Source code instrumentation overview

Source code insertion (SCI) technology uses instrumentation techniques that automatically add specific code to the source files under analysis. After compilation, execution of the code produces dump data for runtime analysis or component testing.

HCL OneTestâ„¢ Embedded makes extensive use of source code insertion technology to transparently produce test and analysis reports on both native and embedded target platforms.

Instrumentation overhead

Instrumentation overhead is the increase in the binary size or the execution time of the instrumented application, which is due to source code insertion (SCI) generated by the Runtime Analysis features. Source code insertion technology is designed to reduce both types of overhead to a bare minimum. However, this overhead may still impact your application. The following table provides a quick estimate of the overhead generated by the product.
  • Code Coverage Overhead: Overhead generated by the Code Coverage feature depends largely on the coverage types selected for analysis.

    A 48-byte structure is declared at the beginning of the instrumented file. Depending on the information mode selected, each covered branch is referenced by an array that uses
    • 1 byte in Default mode
    • 1 bit in Compact mode
    • 4 bytes in Hit Count mode
    The actual size of this array may be rounded up by the compiler, especially in Compact mode because of the 8-bit minimum integral type found in C . See Information Modes for more information. Other Specifics:
    • Loops, switch and case statements: a 1-byte local variable is declared for each instance.
    • Modified/multiple conditions: one n-byte local array is declared at the beginning of the enclosing routine, where n is the number of conditions belonging to a decision in the routine I/O is either performed at the end of the execution or when the end-user decides (please refer to Coverage Snapshots in the documentation).

    In summary, hit count mode and modified/multiple conditions produce the greatest data and execution time overhead. In most cases you can select each coverage type independently and use pass mode by default in order to reduce this overhead. The source code can also be partially instrumented.

  • Memory and Performance Profiling and Runtime Tracing: Any source file containing an instrumented routine receives a declaration for a 16 byte structure. Within each instrumented routine, a n byte structure is locally declared, where n is 16 bytes +4 bytes for Runtime Tracing, +4 bytes for Memory Profiling, and +3*t bytes for Performance Profiling, where t is the size of the type returned by the clock-retrieving function.
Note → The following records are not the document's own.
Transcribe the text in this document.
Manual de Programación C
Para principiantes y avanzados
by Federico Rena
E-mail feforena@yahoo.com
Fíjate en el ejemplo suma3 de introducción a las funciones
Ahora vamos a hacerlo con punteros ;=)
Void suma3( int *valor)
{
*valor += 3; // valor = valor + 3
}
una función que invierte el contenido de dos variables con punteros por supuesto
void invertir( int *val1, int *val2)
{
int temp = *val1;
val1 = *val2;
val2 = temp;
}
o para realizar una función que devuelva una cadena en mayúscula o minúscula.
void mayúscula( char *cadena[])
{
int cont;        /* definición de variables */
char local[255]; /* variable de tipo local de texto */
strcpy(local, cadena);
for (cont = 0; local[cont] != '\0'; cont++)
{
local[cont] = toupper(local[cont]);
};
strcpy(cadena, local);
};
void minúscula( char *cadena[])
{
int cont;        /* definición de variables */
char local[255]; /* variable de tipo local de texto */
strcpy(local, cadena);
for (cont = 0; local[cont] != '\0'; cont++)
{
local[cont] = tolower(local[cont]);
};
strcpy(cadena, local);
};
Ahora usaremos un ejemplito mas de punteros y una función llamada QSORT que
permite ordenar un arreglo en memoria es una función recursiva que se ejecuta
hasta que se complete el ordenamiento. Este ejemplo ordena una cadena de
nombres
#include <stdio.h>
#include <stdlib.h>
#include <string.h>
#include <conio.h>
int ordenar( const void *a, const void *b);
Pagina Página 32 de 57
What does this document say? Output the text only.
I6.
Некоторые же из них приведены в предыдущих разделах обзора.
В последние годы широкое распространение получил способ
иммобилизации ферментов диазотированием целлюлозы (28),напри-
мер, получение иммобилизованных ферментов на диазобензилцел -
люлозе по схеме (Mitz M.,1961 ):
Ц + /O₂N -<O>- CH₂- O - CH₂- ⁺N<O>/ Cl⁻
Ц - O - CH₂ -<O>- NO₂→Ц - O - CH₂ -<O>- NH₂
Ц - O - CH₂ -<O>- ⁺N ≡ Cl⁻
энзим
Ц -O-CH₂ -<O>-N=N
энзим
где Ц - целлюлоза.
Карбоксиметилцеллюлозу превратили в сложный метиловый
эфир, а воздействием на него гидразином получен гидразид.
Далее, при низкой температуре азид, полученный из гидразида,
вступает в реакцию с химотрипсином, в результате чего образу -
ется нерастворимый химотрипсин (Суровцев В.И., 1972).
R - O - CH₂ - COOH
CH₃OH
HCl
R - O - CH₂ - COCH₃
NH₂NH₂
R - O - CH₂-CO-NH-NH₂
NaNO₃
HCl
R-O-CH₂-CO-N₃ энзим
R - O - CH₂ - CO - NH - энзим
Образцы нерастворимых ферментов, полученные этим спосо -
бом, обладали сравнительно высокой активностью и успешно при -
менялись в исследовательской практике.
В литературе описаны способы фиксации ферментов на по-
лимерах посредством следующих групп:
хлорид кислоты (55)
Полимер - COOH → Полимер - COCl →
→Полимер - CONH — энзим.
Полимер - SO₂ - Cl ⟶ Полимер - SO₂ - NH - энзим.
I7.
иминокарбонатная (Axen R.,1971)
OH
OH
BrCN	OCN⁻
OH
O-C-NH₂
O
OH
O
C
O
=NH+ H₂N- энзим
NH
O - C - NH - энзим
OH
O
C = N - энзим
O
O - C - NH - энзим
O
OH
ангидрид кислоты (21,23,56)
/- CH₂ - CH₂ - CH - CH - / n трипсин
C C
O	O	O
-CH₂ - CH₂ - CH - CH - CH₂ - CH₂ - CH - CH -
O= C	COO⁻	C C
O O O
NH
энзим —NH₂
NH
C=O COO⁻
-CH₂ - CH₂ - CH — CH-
    For example, if t is 4 bytes, each instrumented routine is increased of 20 bytes for Memory Profiling only, 20 bytes for Runtime Tracing only, 28 bytes for Performance Profiling only, or 36 bytes for all Runtime Analysis features together

  • Memory Profiling Overhead: Any call to an allocation function is replaced by a call to the Memory Profiling Library. These calls aim to track allocated blocks of memory. For each memory block, 16+12*n bytes are allocated to contain a reference to it, as well as to contain link references and the call stack observed at allocation time. n depends on the Call Stack Size Setting, which is 6 by default. If ABWL errors are to be detected, the size of each tracked, allocated block is increased by 2*s bytes where s is the Red Zone Size Setting (16 by default). If FFM or FMWL errors are to be detected, a Free Queue is created whose size depends on the Free Queue Length and Free Queue Size Settings. Queue Length is the maximum number of tracked memory blocks in the queue. Queue Size is the maximum number of bytes, which is the sum of the sizes of all tracked blocks in the queue.

  • Performance Profiling Overhead: For any source file containing at least one observed routine, a 24 byte structure is declared at the beginning of the file. The size of the global data storing the profiling results of an instrumented routine is 4+3*t bytes where t is the size of the type returned by the clock retrieving function.

  • Runtime Tracing Overhead: Implicit default constructors, implicit copy constructors and implicit destructors are explicitly declared in any instrumented classes that permits it. Where C++ rules forbid such explicit declarations, a 4 byte class is declared as an attribute at the end of the class.

Instrumentation technology is designed to reduce both performance and memory overhead to a minimum. Nevertheless, for certain cross-platform targets, it may need to be reduced still further. There are three ways to do this.
  • Limiting code coverage types: When using the Code Coverage feature, procedure input and simple and implicit block code coverage are enabled by default. You can reduce instrumentation overhead by limiting the number of coverage types.
    Note: The Code Coverage report can only display coverage types among those selected for instrumentation.
  • Limiting instrumented calls: When calls are instrumented, any instruction that calls a C user function or library function constitutes a branch and thus generates overhead. You can disable call instrumentation on a set of C functions using the Selective Code Coverage Instrumentation Settings. For example, you can usually exclude calls to standard C library functions such as printf or fopen.
  • Optimizing the information mode: When using Code Coverage, you can specify the information mode, which defines how much coverage data is produced and therefore stored in memory.